Tuesday, March 19, 2019

Putin Soon Will Soon Face a Choice Between More Terror and Degradation, Pastukhov Says


Paul Goble

            Staunton, March 19 – Vladimir Putin’s current strategy of using carefully dosed out amounts of terror in order to have “administered chaos” in which his regime stays within his comfort zone has been extremely effective, may last for some time more, but ultimately will force him to make a Hobson’s choice, Vladimir Pastukhov says.

            “In the foreseeable future,” the London-based Russian analyst says, he will either move in the direction of restoring the administrative capacity of the system by means of “terrorism with a human face” or face the prospect that Russia will descend into chaos beyond his ability to control (novayagazeta.ru/articles/2019/03/18/79914-vybor-shestogo-sroka-terror-ili-smuta).

            Many currently think that “there is no terror in Russia or if there is, then only a ‘hybrid’ or ‘vegetarian’ kind – that is, not entirely real” because many of the attributes of terror under Stalin are lacking; but such people forget that the measure of terror is not the amount of violence used but the level of fear produced in the population, Pastukhov argues.

            “Terror,” he says, “is like being pregnant – it either is or isn’t.” No one has ever observed “hybrid pregnancy.”  Moreover, he continues, terror is distinguished from ordinary authoritarian forms of rule “above all by the unpredictability of repression. It is carried out as if autonomously, subordinate only to its own logic that is hidden from outsiders.”

            As a result, “terror is capable of giving rise to total and paralyzing fear. This is always a game without rules, within which there is no model of behavior or personal strategy which will guarantee that ‘the player’ will remain outside the zone of risk,” the Russian analyst says. 

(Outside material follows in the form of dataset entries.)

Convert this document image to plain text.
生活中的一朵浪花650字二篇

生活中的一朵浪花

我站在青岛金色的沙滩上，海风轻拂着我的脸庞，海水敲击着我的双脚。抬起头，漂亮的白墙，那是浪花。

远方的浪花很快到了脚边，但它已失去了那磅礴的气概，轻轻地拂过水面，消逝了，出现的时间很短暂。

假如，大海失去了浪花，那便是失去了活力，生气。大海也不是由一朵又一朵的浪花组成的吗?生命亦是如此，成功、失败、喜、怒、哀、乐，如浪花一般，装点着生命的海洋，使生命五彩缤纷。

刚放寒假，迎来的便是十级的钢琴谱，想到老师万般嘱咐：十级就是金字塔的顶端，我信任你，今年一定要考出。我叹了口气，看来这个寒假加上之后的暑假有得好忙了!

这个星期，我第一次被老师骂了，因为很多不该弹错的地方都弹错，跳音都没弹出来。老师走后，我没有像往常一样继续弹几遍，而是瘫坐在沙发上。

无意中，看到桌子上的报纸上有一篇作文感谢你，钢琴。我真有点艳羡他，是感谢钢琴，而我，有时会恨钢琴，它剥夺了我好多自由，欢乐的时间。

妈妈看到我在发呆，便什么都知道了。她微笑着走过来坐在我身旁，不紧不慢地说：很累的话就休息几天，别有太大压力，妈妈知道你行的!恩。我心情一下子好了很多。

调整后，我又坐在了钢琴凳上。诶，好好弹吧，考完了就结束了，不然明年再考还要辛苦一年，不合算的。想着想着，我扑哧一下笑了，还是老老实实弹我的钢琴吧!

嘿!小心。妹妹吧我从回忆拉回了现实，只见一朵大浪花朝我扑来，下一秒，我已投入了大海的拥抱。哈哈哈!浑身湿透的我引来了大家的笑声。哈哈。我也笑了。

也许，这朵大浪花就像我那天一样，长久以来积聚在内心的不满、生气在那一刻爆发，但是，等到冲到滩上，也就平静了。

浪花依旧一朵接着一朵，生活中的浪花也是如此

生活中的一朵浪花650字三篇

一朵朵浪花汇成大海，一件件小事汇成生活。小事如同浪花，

            If one examines the current struggle with corruption in Russia from this point of view, Pastukhov argues, one can see that terror is being used because under the conditions of the Putin regime almost anyone can be charged with a crime and no one can insure himself against landing in prison or worse. That creates a general sense of fear.

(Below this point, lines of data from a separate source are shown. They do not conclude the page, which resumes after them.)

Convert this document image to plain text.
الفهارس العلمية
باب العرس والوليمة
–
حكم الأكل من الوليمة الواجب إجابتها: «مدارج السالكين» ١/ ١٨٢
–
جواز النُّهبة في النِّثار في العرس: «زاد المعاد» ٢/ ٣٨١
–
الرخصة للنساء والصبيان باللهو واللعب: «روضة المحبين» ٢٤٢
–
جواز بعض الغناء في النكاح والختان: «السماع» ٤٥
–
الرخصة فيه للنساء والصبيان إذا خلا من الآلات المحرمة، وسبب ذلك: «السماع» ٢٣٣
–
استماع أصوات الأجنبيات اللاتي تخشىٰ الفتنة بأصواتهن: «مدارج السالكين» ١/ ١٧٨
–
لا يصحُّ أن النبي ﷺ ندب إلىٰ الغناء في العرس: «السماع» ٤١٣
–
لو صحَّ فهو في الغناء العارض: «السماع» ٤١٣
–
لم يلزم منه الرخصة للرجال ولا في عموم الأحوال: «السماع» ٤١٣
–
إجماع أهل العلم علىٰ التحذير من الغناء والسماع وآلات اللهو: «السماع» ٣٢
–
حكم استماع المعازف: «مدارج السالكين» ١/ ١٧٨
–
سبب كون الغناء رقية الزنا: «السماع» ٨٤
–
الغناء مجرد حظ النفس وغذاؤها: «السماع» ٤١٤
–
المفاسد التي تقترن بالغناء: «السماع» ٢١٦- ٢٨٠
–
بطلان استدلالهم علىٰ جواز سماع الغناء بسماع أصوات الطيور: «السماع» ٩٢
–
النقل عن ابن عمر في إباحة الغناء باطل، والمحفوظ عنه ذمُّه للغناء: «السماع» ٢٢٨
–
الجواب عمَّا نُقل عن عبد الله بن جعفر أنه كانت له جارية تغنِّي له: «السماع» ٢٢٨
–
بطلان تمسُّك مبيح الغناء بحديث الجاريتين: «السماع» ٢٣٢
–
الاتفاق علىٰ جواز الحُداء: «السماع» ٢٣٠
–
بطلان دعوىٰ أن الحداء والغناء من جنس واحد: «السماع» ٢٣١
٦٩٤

            But Putin faces a problem, one that at least in part is of his own creation; and that is the rise of favorites who are untouchable. That puts this group of people directly at odds with the principle of terrorism because it means that some but not all are at risk of running afoul of the system and its leader.
           
            “Under Stalin,” Pastukhov points out, “no one slept peacefully, not Molotov, not Khrushchev, not even Beria himself.”  Each of them knew that he could be next.  But now there are some in the Russian hierarchy who know that they won’t be – and that limits the effectiveness of terror.

            “The Kremlin favorites strive at any price to extend the radius of their untouchability,” exactly the opposite of what those running a terror state want.  And the Putin regime of “’administered democracy’ would never have taken shape if society had not been suffering from post-traumatic stress disorder which arose as a result of the Great Terror,” Pastukhov says.

            Because most Russians are still suffering from PTSD, he argues, the amount of terror needed to keep them in line is far lower than would otherwise be the case.  But the existence of favorites makes this algorithm less certain than any regime would like and contributes on its own to the degradation of the system.

            It appears likely, Pastukhov says, that “the speed of the degradation of the system will not e as high as it seems to those who find signs of a rising political typhoon within society.” The system can extinguish these for a long time and thus maintain the stability which both the rulers and the ruled crave.

            “But its effectiveness is not infinite” -- although it may last several years or even “a whole decade,” the London-based analyst says. And that suggests that at some point, there will be only a choice between “two extreme scenarios: either total terror or total degradation.” It seems likely that the current campaign against corruption could be the trigger for that choice.

            If the regime starts to use a minimal amount of terror given the existence of favorites, it is likely to find that it will have to use ever more terror in order to achieve the same ends and prevent the collapse of the state administration. Indeed, Russia would appear to face a choice between a North Korean approach, which is Stalinist, or a Venezuelan one, which is chaos.

            Putin will not have a free hand in either case as the imposition of total terror will lead to new forms of resistance among those who feel they are beyond his reach and the descent into chaos will lead to the rise of others who will demand that order be restored one way or another.  But how Russia will develop will depend on his choices in the coming months.

            They will put Russia on one of two unattractive paths.